Winkle RA. Clin Cardiol. 2010;33:396–399.

To the Editor:

Winkle's review1 regarding the effectiveness and cost-effectiveness of public-access automated external defibrillator (AED) programs concludes that the cost of such programs can range from $1 million to $10 million per quality-adjusted life year saved, asserts that this degree of expenditure is not consistent with the generally accepted expenditure of healthcare dollars, and suggests that placement of AEDs at high-visibility sites is “probably” good for overall public awareness of sudden cardiac death. Our experience in establishing and maintaining a community public-access AED program, based in county buildings, courthouses, recreation centers, libraries, nutrition dining sites for the elderly, and large public-transportation vehicles in a suburban community, provides anecdotal evidence about the costs and benefits of such a program.

Winkle's evaluation of the cost of public-access AED programs against generally accepted healthcare expenditures compares incongruent categories. In our county, the funds utilized to purchase the AEDs, distribute restocking supplies, and provide cardiopulmonary resuscitation (CPR) and AED training for employees at targeted sites were not allocated from traditional healthcare payment sources. These funds were a small portion of a penny sales tax enacted to assist with support of public-service functions within the county.

In <3 years, we have had 2 successful resuscitations as the result of placement of AEDs in county locations, as well as providing CPR/AED training to approximately 70% of employees serving in departments that interact with the public. The first incident occurred on a public-transportation bus, where the rescuer was a bus driver. The second incident occurred at a recreation center in front of a large crowd at a basketball game and involved cooperation between several parks department employees.

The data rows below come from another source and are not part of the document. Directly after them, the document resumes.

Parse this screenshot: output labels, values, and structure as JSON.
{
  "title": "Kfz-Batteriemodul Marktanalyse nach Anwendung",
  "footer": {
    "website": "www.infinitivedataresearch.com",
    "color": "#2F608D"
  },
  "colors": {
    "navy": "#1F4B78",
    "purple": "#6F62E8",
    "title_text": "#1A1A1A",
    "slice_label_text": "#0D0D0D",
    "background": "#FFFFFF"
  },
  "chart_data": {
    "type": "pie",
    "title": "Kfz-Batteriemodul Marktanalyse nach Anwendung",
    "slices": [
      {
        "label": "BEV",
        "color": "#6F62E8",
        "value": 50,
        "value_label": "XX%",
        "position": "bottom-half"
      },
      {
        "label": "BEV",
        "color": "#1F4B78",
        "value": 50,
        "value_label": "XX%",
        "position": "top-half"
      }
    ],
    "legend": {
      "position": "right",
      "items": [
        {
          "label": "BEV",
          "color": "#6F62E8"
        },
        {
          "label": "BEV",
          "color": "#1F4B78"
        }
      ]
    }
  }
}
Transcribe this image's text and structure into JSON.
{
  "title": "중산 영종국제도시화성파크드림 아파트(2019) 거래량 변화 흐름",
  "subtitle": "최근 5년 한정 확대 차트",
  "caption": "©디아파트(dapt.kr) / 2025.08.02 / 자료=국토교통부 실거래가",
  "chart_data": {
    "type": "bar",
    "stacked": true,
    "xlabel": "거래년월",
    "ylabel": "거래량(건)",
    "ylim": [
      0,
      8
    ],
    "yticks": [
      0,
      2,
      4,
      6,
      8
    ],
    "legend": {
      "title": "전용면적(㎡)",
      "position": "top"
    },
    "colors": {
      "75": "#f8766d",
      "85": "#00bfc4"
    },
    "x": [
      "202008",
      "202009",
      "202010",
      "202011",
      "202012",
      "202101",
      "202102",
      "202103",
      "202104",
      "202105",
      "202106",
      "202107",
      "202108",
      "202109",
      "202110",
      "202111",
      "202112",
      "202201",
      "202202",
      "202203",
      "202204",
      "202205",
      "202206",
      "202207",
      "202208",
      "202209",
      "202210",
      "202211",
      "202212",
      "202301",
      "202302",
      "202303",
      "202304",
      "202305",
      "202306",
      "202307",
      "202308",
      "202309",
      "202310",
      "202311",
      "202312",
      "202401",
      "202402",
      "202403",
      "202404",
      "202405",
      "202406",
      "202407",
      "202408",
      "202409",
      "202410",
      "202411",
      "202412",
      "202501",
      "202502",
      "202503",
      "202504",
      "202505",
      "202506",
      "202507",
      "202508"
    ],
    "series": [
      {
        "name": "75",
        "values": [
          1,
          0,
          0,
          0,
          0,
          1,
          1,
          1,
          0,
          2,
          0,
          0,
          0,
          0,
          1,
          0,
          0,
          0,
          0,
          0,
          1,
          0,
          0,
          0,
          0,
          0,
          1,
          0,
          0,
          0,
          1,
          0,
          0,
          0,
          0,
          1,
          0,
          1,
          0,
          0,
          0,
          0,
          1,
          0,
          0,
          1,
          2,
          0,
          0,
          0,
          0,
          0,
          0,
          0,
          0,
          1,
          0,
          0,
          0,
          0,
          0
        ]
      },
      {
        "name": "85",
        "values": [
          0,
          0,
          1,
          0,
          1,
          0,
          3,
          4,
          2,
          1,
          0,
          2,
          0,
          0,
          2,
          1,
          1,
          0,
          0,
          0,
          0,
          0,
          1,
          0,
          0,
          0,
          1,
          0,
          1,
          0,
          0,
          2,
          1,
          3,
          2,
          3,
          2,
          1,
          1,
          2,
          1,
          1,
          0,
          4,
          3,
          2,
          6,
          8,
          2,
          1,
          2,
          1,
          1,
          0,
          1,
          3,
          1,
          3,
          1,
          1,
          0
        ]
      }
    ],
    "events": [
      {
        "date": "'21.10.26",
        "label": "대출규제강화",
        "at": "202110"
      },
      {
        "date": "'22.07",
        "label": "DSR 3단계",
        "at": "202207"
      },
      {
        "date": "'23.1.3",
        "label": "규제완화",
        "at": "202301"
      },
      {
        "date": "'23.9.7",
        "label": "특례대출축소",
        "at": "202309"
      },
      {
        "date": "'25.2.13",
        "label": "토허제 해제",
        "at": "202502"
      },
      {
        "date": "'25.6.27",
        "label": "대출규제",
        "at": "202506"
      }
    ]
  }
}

In both instances, the individual was aged <60 years, was initially in ventricular fibrillation, and received 1 shock from an AED. Both patients were responsive, in sinus rhythm when emergency medical services arrived, and subsequently discharged from the hospital to a home environment.

The details of these incidents underscore the ability of a successful resuscitation in a public place to educate civilians. Winkle's conclusion that AEDs are “probably” good for improving public knowledge about sudden cardiac death minimizes the positive impact of these witnessed resuscitations. The population utilizing the public-transportation system typically lives within a tightly knit community of Hispanic migrants and African Americans of low socioeconomic status. Within 48 hours of the event on the bus, the details had spread to the public-housing developments and were a topic of frequent conversation. At the recreation center, approximately 100 civilians witnessed the patient's collapse and subsequent cyanosis, the resuscitation efforts, and the patient's ability to answer questions at the time of emergency medical services' arrival. In both instances, the strength of the message to the individuals who observed the CPR efforts and use of the AED, as well as individuals who heard the details secondhand in the retelling of the story, far exceeds that of a typical public-service announcement. These real-life vignettes of AED successes are priceless and one significant benefit of community-access AED programs.